O caminho que ele percorreu até a derrota para Biden é o mesmo que Bolsonaro trafega
Trump seria muito provavelmente reeleito se não houvesse o coronavírus, que o desmascarou. Suas mentiras, apesar de contadas aos milhares, eram absorvidas como mais do mesmo. Pareciam uma bobagem. Não eram, como se veria mais tarde. Seu estado de confrontação permanente também não assustava no princípio. Seus adversários do Partido Democrata tampouco se entusiasmaram com a campanha que viam se encaminhar para uma derrota inevitável. Por isso, talvez, Biden tenha sido o candidato escolhido para a disputa, por ser o mais talhado para o sacrifício.
Embora seja um político valoroso, de trajetória impecável, Biden era visto como um homem velho, de outra época. Eleito, seria o mais velho presidente a tomar posse nos Estados Unidos. Além disso, ou talvez por isso mesmo, seus lapsos de memória eram considerados até por seus mais fiéis aliados como um problema político sério. Biden foi gago na juventude. Corrigiu o problema com tempo e terapia, mas eventualmente tropeça numa palavra ou engasga no meio de uma frase. Um problemão num debate eleitoral.
E foi assim, atropelando aqui e ali uma palavra que não conseguia pronunciar, esbarrando num detalhe, numa cifra, numa referência de que não podia se lembrar, que Biden foi tocando a campanha até ganhar a eleição com margem folgada. Surpresa? Vista desde janeiro de 2020, imensa surpresa. Mas, como a campanha refletiu a negligência de Trump com a pandemia e o transformou num símbolo do negacionismo, a vantagem substancial do republicano foi aos poucos evaporando.
Não foi a economia. Em janeiro do ano passado, a economia americana bombava, e o emprego era pleno. O presidente Donald Trump tinha autoridade, embora sua arrogância tenha sido seguidamente confundida com liderança. Claro que foi enorme o impacto do vírus sobre a vida econômica americana, como de resto em todo o mundo. Milhões de pessoas perderam o emprego, milhares de empresas fecharam suas portas definitivamente. Um número sem tamanho de esperanças e sonhos foi sepultado com os 400 mil americanos que perderam a vida para a Covid-19.
Mas o eleitor saberia interpretar o problema como uma tragédia global e não o atribuiria ao candidato Donald Trump, não fosse ele o mais antidemocrático, mentiroso, arrogante, beligerante e perverso presidente da história americana. Seu descaso negacionista com o vírus contribuiu para a exorbitância das mortes. Trump rejeitou sistematicamente o uso de máscaras, repetiu que o vírus era perigoso apenas para cardíacos e idosos e, já em outubro do ano passado, disse aos americanos: “Não deixem que o vírus domine suas vidas, não tenham medo, saiam às ruas”.

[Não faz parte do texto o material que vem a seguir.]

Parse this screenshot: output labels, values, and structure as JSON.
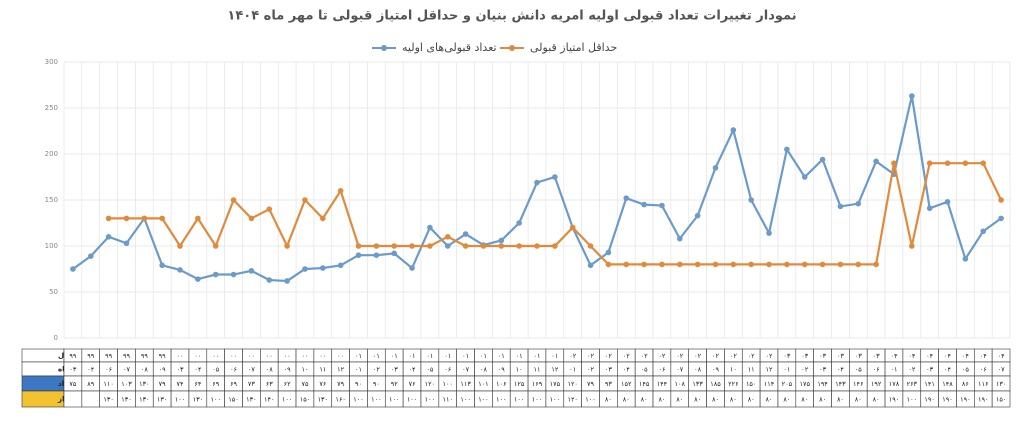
{
  "chart_data": {
    "type": "line",
    "title": "نمودار تغییرات تعداد قبولی اولیه امریه دانش بنیان و حداقل امتیاز قبولی تا مهر ماه ۱۴۰۴",
    "ylim": [
      0,
      300
    ],
    "yticks": [
      0,
      50,
      100,
      150,
      200,
      250,
      300
    ],
    "grid": true,
    "legend": "top",
    "table": {
      "headers": [
        "سال",
        "ماه",
        "تعداد",
        "امتیاز"
      ],
      "years": [
        "۹۹",
        "۹۹",
        "۹۹",
        "۹۹",
        "۹۹",
        "۹۹",
        "۰۰",
        "۰۰",
        "۰۰",
        "۰۰",
        "۰۰",
        "۰۰",
        "۰۰",
        "۰۰",
        "۰۰",
        "۰۰",
        "۰۱",
        "۰۱",
        "۰۱",
        "۰۱",
        "۰۱",
        "۰۱",
        "۰۱",
        "۰۱",
        "۰۱",
        "۰۱",
        "۰۱",
        "۰۱",
        "۰۲",
        "۰۲",
        "۰۲",
        "۰۲",
        "۰۲",
        "۰۲",
        "۰۲",
        "۰۲",
        "۰۲",
        "۰۲",
        "۰۲",
        "۰۲",
        "۰۳",
        "۰۳",
        "۰۳",
        "۰۳",
        "۰۳",
        "۰۳",
        "۰۴",
        "۰۴",
        "۰۴",
        "۰۴",
        "۰۴",
        "۰۴",
        "۰۴"
      ],
      "months": [
        "۰۳",
        "۰۴",
        "۰۶",
        "۰۷",
        "۰۸",
        "۰۹",
        "۰۳",
        "۰۴",
        "۰۵",
        "۰۶",
        "۰۷",
        "۰۸",
        "۰۹",
        "۱۰",
        "۱۱",
        "۱۲",
        "۰۱",
        "۰۲",
        "۰۳",
        "۰۴",
        "۰۵",
        "۰۶",
        "۰۷",
        "۰۸",
        "۰۹",
        "۱۰",
        "۱۱",
        "۱۲",
        "۰۱",
        "۰۲",
        "۰۳",
        "۰۴",
        "۰۵",
        "۰۶",
        "۰۷",
        "۰۸",
        "۰۹",
        "۱۰",
        "۱۱",
        "۱۲",
        "۰۱",
        "۰۲",
        "۰۳",
        "۰۴",
        "۰۵",
        "۰۶",
        "۰۱",
        "۰۲",
        "۰۳",
        "۰۴",
        "۰۵",
        "۰۶",
        "۰۷"
      ]
    },
    "series": [
      {
        "name": "تعداد قبولی‌های اولیه",
        "color": "#6a9bcb",
        "values": [
          75,
          89,
          110,
          103,
          130,
          79,
          74,
          64,
          69,
          69,
          73,
          63,
          62,
          75,
          76,
          79,
          90,
          90,
          92,
          76,
          120,
          100,
          113,
          101,
          106,
          125,
          169,
          175,
          120,
          79,
          93,
          152,
          145,
          144,
          108,
          133,
          185,
          226,
          150,
          114,
          205,
          175,
          194,
          143,
          146,
          192,
          178,
          263,
          141,
          148,
          86,
          116,
          130
        ],
        "value_labels": [
          "۷۵",
          "۸۹",
          "۱۱۰",
          "۱۰۳",
          "۱۳۰",
          "۷۹",
          "۷۴",
          "۶۴",
          "۶۹",
          "۶۹",
          "۷۳",
          "۶۳",
          "۶۲",
          "۷۵",
          "۷۶",
          "۷۹",
          "۹۰",
          "۹۰",
          "۹۲",
          "۷۶",
          "۱۲۰",
          "۱۰۰",
          "۱۱۳",
          "۱۰۱",
          "۱۰۶",
          "۱۲۵",
          "۱۶۹",
          "۱۷۵",
          "۱۲۰",
          "۷۹",
          "۹۳",
          "۱۵۲",
          "۱۴۵",
          "۱۴۴",
          "۱۰۸",
          "۱۳۳",
          "۱۸۵",
          "۲۲۶",
          "۱۵۰",
          "۱۱۴",
          "۲۰۵",
          "۱۷۵",
          "۱۹۴",
          "۱۴۳",
          "۱۴۶",
          "۱۹۲",
          "۱۷۸",
          "۲۶۳",
          "۱۴۱",
          "۱۴۸",
          "۸۶",
          "۱۱۶",
          "۱۳۰"
        ]
      },
      {
        "name": "حداقل امتیاز قبولی",
        "color": "#e28a3c",
        "values": [
          null,
          null,
          130,
          130,
          130,
          130,
          100,
          130,
          100,
          150,
          130,
          140,
          100,
          150,
          130,
          160,
          100,
          100,
          100,
          100,
          100,
          110,
          100,
          100,
          100,
          100,
          100,
          100,
          120,
          100,
          80,
          80,
          80,
          80,
          80,
          80,
          80,
          80,
          80,
          80,
          80,
          80,
          80,
          80,
          80,
          80,
          190,
          100,
          190,
          190,
          190,
          190,
          150
        ],
        "value_labels": [
          null,
          null,
          "۱۳۰",
          "۱۳۰",
          "۱۳۰",
          "۱۳۰",
          "۱۰۰",
          "۱۳۰",
          "۱۰۰",
          "۱۵۰",
          "۱۳۰",
          "۱۴۰",
          "۱۰۰",
          "۱۵۰",
          "۱۳۰",
          "۱۶۰",
          "۱۰۰",
          "۱۰۰",
          "۱۰۰",
          "۱۰۰",
          "۱۰۰",
          "۱۱۰",
          "۱۰۰",
          "۱۰۰",
          "۱۰۰",
          "۱۰۰",
          "۱۰۰",
          "۱۰۰",
          "۱۲۰",
          "۱۰۰",
          "۸۰",
          "۸۰",
          "۸۰",
          "۸۰",
          "۸۰",
          "۸۰",
          "۸۰",
          "۸۰",
          "۸۰",
          "۸۰",
          "۸۰",
          "۸۰",
          "۸۰",
          "۸۰",
          "۸۰",
          "۸۰",
          "۱۹۰",
          "۱۰۰",
          "۱۹۰",
          "۱۹۰",
          "۱۹۰",
          "۱۹۰",
          "۱۵۰"
        ]
      }
    ]
  }
}
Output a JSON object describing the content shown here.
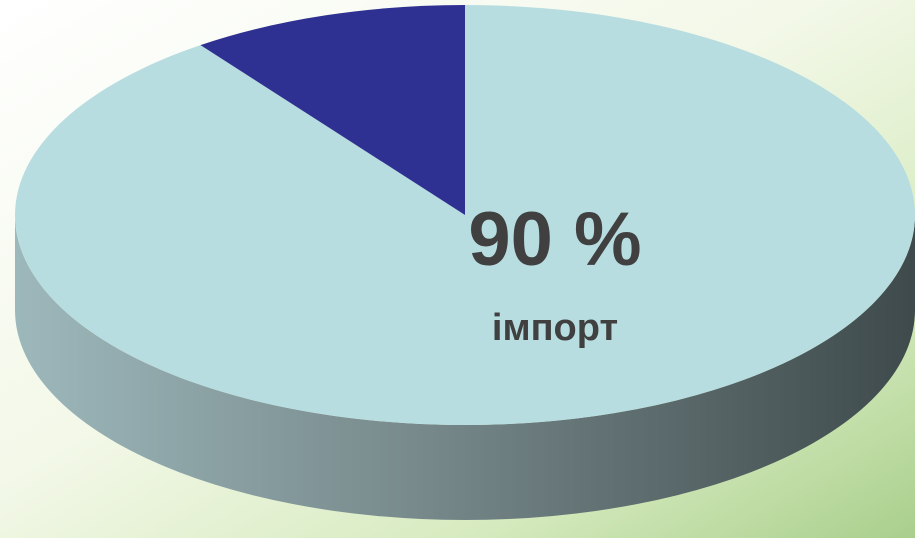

O caminho que Trump percorreu desde sua posse até a derrota para Biden é o mesmo que Jair Bolsonaro trafega no Brasil. E seu desfecho tem tudo para ser o mesmo. Se Bolsonaro não for cassado antes, muito provavelmente vai perder a eleição de 2022. Como ocorreu com Trump, a confiança popular, que era seu maior patrimônio quando tomou posse, foi se deteriorando pelos mesmos motivos que destruíram o ídolo norte-americano: a mentira, o ódio, o desprezo à vida e o desrespeito à democracia.
No Brasil, a pandemia contaminou o governo Bolsonaro da mesma forma que destruiu o de Trump. Uma boa parte das mais de 210 mil vítimas brasileiras deve ser atribuída à negligência e ineficiência do governo federal. A ilusão do tratamento precoce e o descaso com cuidados básicos, além dos maus exemplos, da politização do vírus e do atraso deliberado na compra de vacinas, aumentaram a conta de brasileiros mortos. Bolsonaro, seus pazuellos e ernestos um dia pagarão pelos crimes agora cometidos.
E agora, quando percebeu estar encurralado, tornou a ameaçar a democracia. Uma de suas velhas retóricas, a mais infame delas, voltou a brotar na boca do presidente. Os brasileiros devem dar ao golpismo de Bolsonaro o mesmo destino que os americanos deram ao de Trump: o lixo. Se não for já, que seja logo mais, em outubro do ano que vem.